Cameron pede pra que ela se cale com um gesto, o que ela faz aparentando está muito ofendida - Mas antes.. - ele aponta o dedo pra mim de uma forma ríspida, por reflexo, meus ombros se contraem.

— Cala a boca antes que você diga alguma bobagem - Erick interrompe Cameron enquanto tenta abaixar sua mão que está apontando para mim, mas ele o afasta novamente.

— Você é a garota... - prendo a respiração e Erick passa a mão pelo rosto, desesperado - mais... malvada...não... desprezível... você é a garota mais desprezível que eu já conheci em toda minha vida - acho que esqueci como respirar, o silêncio toma conta do local rapidamente, os campistas olham para mim com piedade, até mesmo Tracy.

— Cameron! - Thereza o reprende com a voz esganiçada - Retira o que disse agora mesmo!

— Não vou retirar porra nenhuma! - ele resmunga sem alterar o tom de voz, olho para os meus amigos em busca de algum sinal de que isso tudo seja somente uma ótima encenação.

— Anne, é melhor você ir para barraca - Erick aconselha calmamente enquanto lança olhares furiosos para Cameron.

Olho para Thereza em busca de ajuda, implorando silenciosamente que ela me lembre como levantar pois o peso das palavras de Cameron me prendem ao chão.

— Você quer dar pra ele, Anne? - Cameron aponta vagamente para Ethan. Henry leva a mão a boca, Horrorizado, eu faria a mesma coisa se conseguisse me mexer. Estou gastando toda energia que tenho para não chorar, o que não impede que um nó se forme em minha garganta - Faz o que você quiser, só não vem chorar pra mim depois que ele te machucar - eu não sei quem é esse garoto que está na minha frente, sinto as lágrimas ameaçando escorrer pelo meu rosto.

— Qual o seu problema, cara? - Ethan esbraveja mas Cameron se limita a lançar um olhar de indiferença.

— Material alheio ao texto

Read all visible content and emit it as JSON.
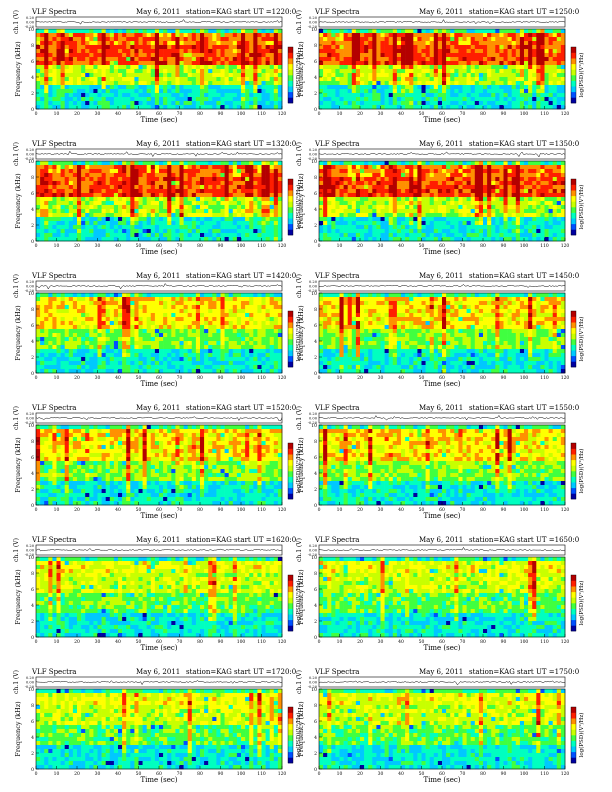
{
  "page": {
    "title": "VLF Spectra"
  },
  "axis_text": {
    "ch1_label": "ch.1 (V)",
    "ch1_yticks": [
      "0.20",
      "0.00",
      "-0.20"
    ],
    "freq_label": "Frequency (kHz)",
    "freq_yticks": [
      "10",
      "8",
      "6",
      "4",
      "2",
      "0"
    ],
    "time_label": "Time (sec)",
    "time_ticks": [
      "0",
      "10",
      "20",
      "30",
      "40",
      "50",
      "60",
      "70",
      "80",
      "90",
      "100",
      "110",
      "120"
    ],
    "cbar_label": "log(PSD)(V²/Hz)"
  },
  "colors": {
    "spectrogram_scale": [
      "#0000a0",
      "#0050ff",
      "#00c8ff",
      "#00ffc0",
      "#40ff40",
      "#c8ff00",
      "#ffff00",
      "#ff9000",
      "#ff1e00",
      "#b40000"
    ],
    "background": "#ffffff",
    "trace": "#000000"
  },
  "chart_data": [
    {
      "type": "heatmap",
      "title": "VLF Spectra",
      "date": "May 6, 2011",
      "station": "station=KAG",
      "start": "start UT =1220:0",
      "xlabel": "Time (sec)",
      "ylabel": "Frequency (kHz)",
      "xlim": [
        0,
        120
      ],
      "ylim": [
        0,
        10
      ],
      "colorbar_label": "log(PSD)(V²/Hz)",
      "activity": "high"
    },
    {
      "type": "heatmap",
      "title": "VLF Spectra",
      "date": "May 6, 2011",
      "station": "station=KAG",
      "start": "start UT =1250:0",
      "xlabel": "Time (sec)",
      "ylabel": "Frequency (kHz)",
      "xlim": [
        0,
        120
      ],
      "ylim": [
        0,
        10
      ],
      "colorbar_label": "log(PSD)(V²/Hz)",
      "activity": "high"
    },
    {
      "type": "heatmap",
      "title": "VLF Spectra",
      "date": "May 6, 2011",
      "station": "station=KAG",
      "start": "start UT =1320:0",
      "xlabel": "Time (sec)",
      "ylabel": "Frequency (kHz)",
      "xlim": [
        0,
        120
      ],
      "ylim": [
        0,
        10
      ],
      "colorbar_label": "log(PSD)(V²/Hz)",
      "activity": "high"
    },
    {
      "type": "heatmap",
      "title": "VLF Spectra",
      "date": "May 6, 2011",
      "station": "station=KAG",
      "start": "start UT =1350:0",
      "xlabel": "Time (sec)",
      "ylabel": "Frequency (kHz)",
      "xlim": [
        0,
        120
      ],
      "ylim": [
        0,
        10
      ],
      "colorbar_label": "log(PSD)(V²/Hz)",
      "activity": "high"
    },
    {
      "type": "heatmap",
      "title": "VLF Spectra",
      "date": "May 6, 2011",
      "station": "station=KAG",
      "start": "start UT =1420:0",
      "xlabel": "Time (sec)",
      "ylabel": "Frequency (kHz)",
      "xlim": [
        0,
        120
      ],
      "ylim": [
        0,
        10
      ],
      "colorbar_label": "log(PSD)(V²/Hz)",
      "activity": "medium"
    },
    {
      "type": "heatmap",
      "title": "VLF Spectra",
      "date": "May 6, 2011",
      "station": "station=KAG",
      "start": "start UT =1450:0",
      "xlabel": "Time (sec)",
      "ylabel": "Frequency (kHz)",
      "xlim": [
        0,
        120
      ],
      "ylim": [
        0,
        10
      ],
      "colorbar_label": "log(PSD)(V²/Hz)",
      "activity": "medium"
    },
    {
      "type": "heatmap",
      "title": "VLF Spectra",
      "date": "May 6, 2011",
      "station": "station=KAG",
      "start": "start UT =1520:0",
      "xlabel": "Time (sec)",
      "ylabel": "Frequency (kHz)",
      "xlim": [
        0,
        120
      ],
      "ylim": [
        0,
        10
      ],
      "colorbar_label": "log(PSD)(V²/Hz)",
      "activity": "medium"
    },
    {
      "type": "heatmap",
      "title": "VLF Spectra",
      "date": "May 6, 2011",
      "station": "station=KAG",
      "start": "start UT =1550:0",
      "xlabel": "Time (sec)",
      "ylabel": "Frequency (kHz)",
      "xlim": [
        0,
        120
      ],
      "ylim": [
        0,
        10
      ],
      "colorbar_label": "log(PSD)(V²/Hz)",
      "activity": "medium"
    },
    {
      "type": "heatmap",
      "title": "VLF Spectra",
      "date": "May 6, 2011",
      "station": "station=KAG",
      "start": "start UT =1620:0",
      "xlabel": "Time (sec)",
      "ylabel": "Frequency (kHz)",
      "xlim": [
        0,
        120
      ],
      "ylim": [
        0,
        10
      ],
      "colorbar_label": "log(PSD)(V²/Hz)",
      "activity": "low"
    },
    {
      "type": "heatmap",
      "title": "VLF Spectra",
      "date": "May 6, 2011",
      "station": "station=KAG",
      "start": "start UT =1650:0",
      "xlabel": "Time (sec)",
      "ylabel": "Frequency (kHz)",
      "xlim": [
        0,
        120
      ],
      "ylim": [
        0,
        10
      ],
      "colorbar_label": "log(PSD)(V²/Hz)",
      "activity": "low"
    },
    {
      "type": "heatmap",
      "title": "VLF Spectra",
      "date": "May 6, 2011",
      "station": "station=KAG",
      "start": "start UT =1720:0",
      "xlabel": "Time (sec)",
      "ylabel": "Frequency (kHz)",
      "xlim": [
        0,
        120
      ],
      "ylim": [
        0,
        10
      ],
      "colorbar_label": "log(PSD)(V²/Hz)",
      "activity": "low"
    },
    {
      "type": "heatmap",
      "title": "VLF Spectra",
      "date": "May 6, 2011",
      "station": "station=KAG",
      "start": "start UT =1750:0",
      "xlabel": "Time (sec)",
      "ylabel": "Frequency (kHz)",
      "xlim": [
        0,
        120
      ],
      "ylim": [
        0,
        10
      ],
      "colorbar_label": "log(PSD)(V²/Hz)",
      "activity": "low"
    }
  ]
}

— E pra encerrar esse jogo - um sorriso maligno contorce o seu rosto perfeito - Eu desafio a Tracy a me dar um beijo - Fico calada, sem saber o que fazer, quando Cameron puxa Tracy pela nuca violentamente, ela monta em seu colo, seus cabelos se tornam cortinas que me impedem de ver a cena.

Preciso sair daqui agora mesmo mas não tenho controle sobre minhas pernas. Vamos lá, Anne! levante e vá pra cabana.Durma e assim que amanhecer, pegue um carro e volte para Deadwood, um lugar da onde você nunca deveria ter saído. Não olhe para trás. Nunca mais fale com esse garoto.

Finalmente consigo levantar e vou cambaleando até as barracas.